1. Define the system and variables:

   • Length of the rope: $l$
   • Applied force: $F$ at one end (let's assume the front end, $x=l$).
   • Distance $x$ is measured from the rear end ($x=0$).
   • Mass per unit length (linear density) of the rope: $\lambda(x)$.
   • The rope is on a frictionless horizontal floor.
   • Since the rope is pulled by a force $F$, it will accelerate. Let the acceleration of the entire rope be $a$. Since it's a rigid body (or in this context, an inextensible rope), all parts of the rope move with the same acceleration $a$.

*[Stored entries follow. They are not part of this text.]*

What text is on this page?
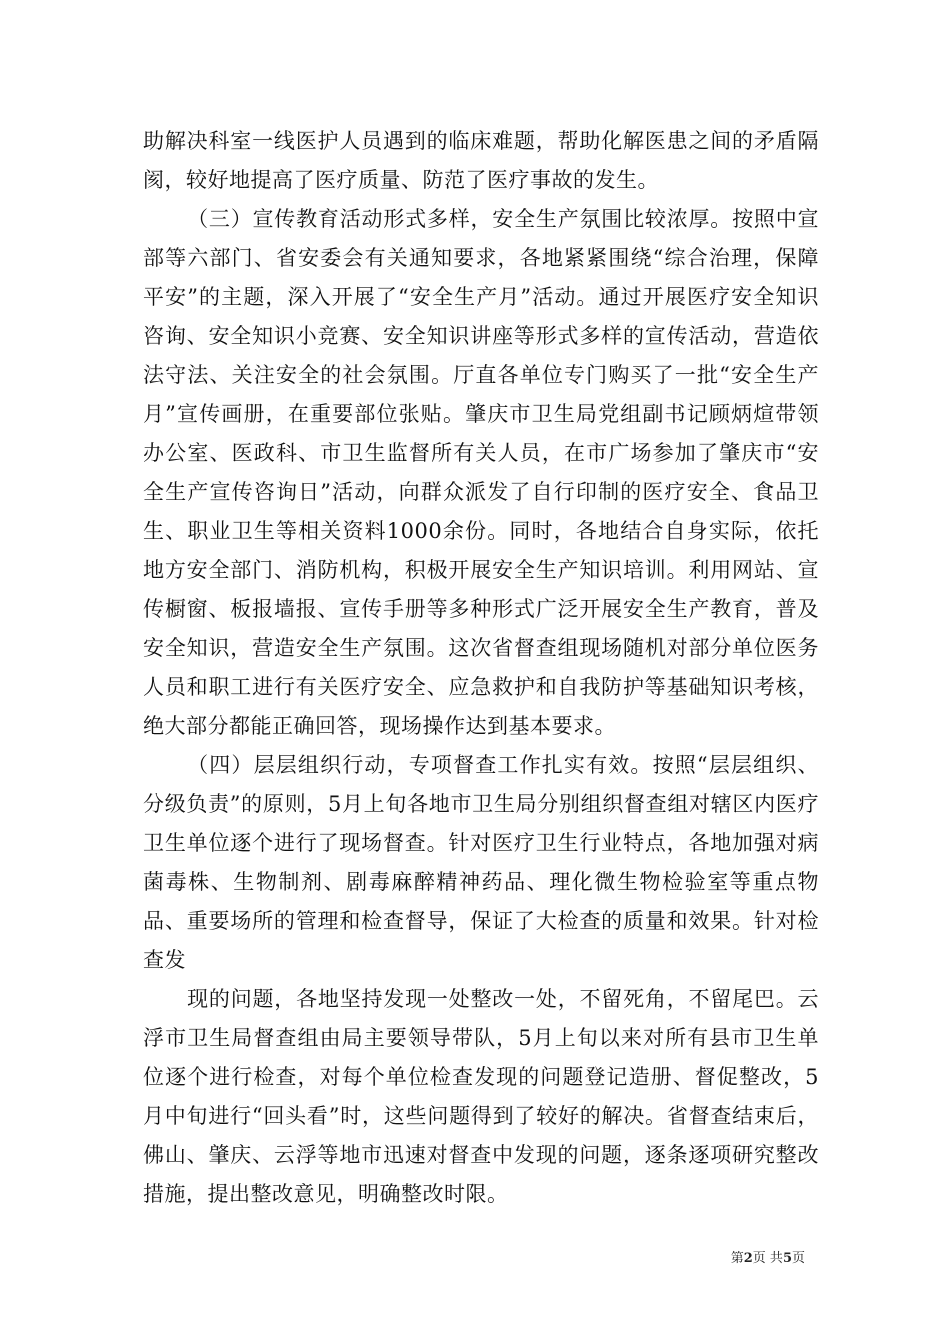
助解决科室一线医护人员遇到的临床难题，帮助化解医患之间的矛盾隔阂，较好地提高了医疗质量、防范了医疗事故的发生。

（三）宣传教育活动形式多样，安全生产氛围比较浓厚。按照中宣部等六部门、省安委会有关通知要求，各地紧紧围绕“综合治理，保障平安”的主题，深入开展了“安全生产月”活动。通过开展医疗安全知识咨询、安全知识小竞赛、安全知识讲座等形式多样的宣传活动，营造依法守法、关注安全的社会氛围。厅直各单位专门购买了一批“安全生产月”宣传画册，在重要部位张贴。肇庆市卫生局党组副书记顾炳煊带领办公室、医政科、市卫生监督所有关人员，在市广场参加了肇庆市“安全生产宣传咨询日”活动，向群众派发了自行印制的医疗安全、食品卫生、职业卫生等相关资料1000余份。同时，各地结合自身实际，依托地方安全部门、消防机构，积极开展安全生产知识培训。利用网站、宣传橱窗、板报墙报、宣传手册等多种形式广泛开展安全生产教育，普及安全知识，营造安全生产氛围。这次省督查组现场随机对部分单位医务人员和职工进行有关医疗安全、应急救护和自我防护等基础知识考核，绝大部分都能正确回答，现场操作达到基本要求。

（四）层层组织行动，专项督查工作扎实有效。按照“层层组织、分级负责”的原则，5月上旬各地市卫生局分别组织督查组对辖区内医疗卫生单位逐个进行了现场督查。针对医疗卫生行业特点，各地加强对病菌毒株、生物制剂、剧毒麻醉精神药品、理化微生物检验室等重点物品、重要场所的管理和检查督导，保证了大检查的质量和效果。针对检查发

现的问题，各地坚持发现一处整改一处，不留死角，不留尾巴。云浮市卫生局督查组由局主要领导带队，5月上旬以来对所有县市卫生单位逐个进行检查，对每个单位检查发现的问题登记造册、督促整改，5月中旬进行“回头看”时，这些问题得到了较好的解决。省督查结束后，佛山、肇庆、云浮等地市迅速对督查中发现的问题，逐条逐项研究整改措施，提出整改意见，明确整改时限。

第2页 共5页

2. Interpret the graph and tensile force:

   • The graph shows $T(0) = 0$ and $T(l) = F$.
   • $T(x)$ is the tensile force at a distance $x$ from the rear end. This force is responsible for accelerating the segment of the rope from $0$ to $x$.
   • Let $m(x)$ be the mass of the rope segment from $0$ to $x$.
   • $m(x) = \int_0^x \lambda(x') dx'$.

3. Apply Newton's Second Law:

   • The net force on the segment of the rope from $0$ to $x$ is $T(x)$.
   • According to Newton's second law, $T(x) = m(x) \cdot a$.
   • Substituting $m(x)$: $T(x) = a \int_0^x \lambda(x') dx'$

4. Relate tensile force to density:

   • To find $\lambda(x)$, we differentiate $T(x)$ with respect to $x$. Using the Fundamental Theorem of Calculus: $\frac{dT}{dx} = a \frac{d}{dx} \left(\int_0^x \lambda(x') dx'\right) = a \lambda(x)$
   • So, the slope of the $T$ vs $x$ graph, $\frac{dT}{dx}$, is directly proportional to the linear density $\lambda(x)$, with the constant of proportionality being the acceleration $a$.

5. Analyze the graph's slope:

   • Observe the shape of the given $T$ vs $x$ graph. The curve is concave down.
   • This means that the slope $\frac{dT}{dx}$ is decreasing as $x$ increases. Visually, the tangent to the curve is steepest near $x=0$ and becomes flatter as $x$ approaches $l$.

6. Conclude about density:

   • Since $\frac{dT}{dx} = a \lambda(x)$ and $a$ is a positive constant (the rope is accelerating), if $\frac{dT}{dx}$ decreases as $x$ increases, then $\lambda(x)$ must also decrease as $x$ increases.

Therefore, the density of the rope decreases with distance $x$ from the rear end.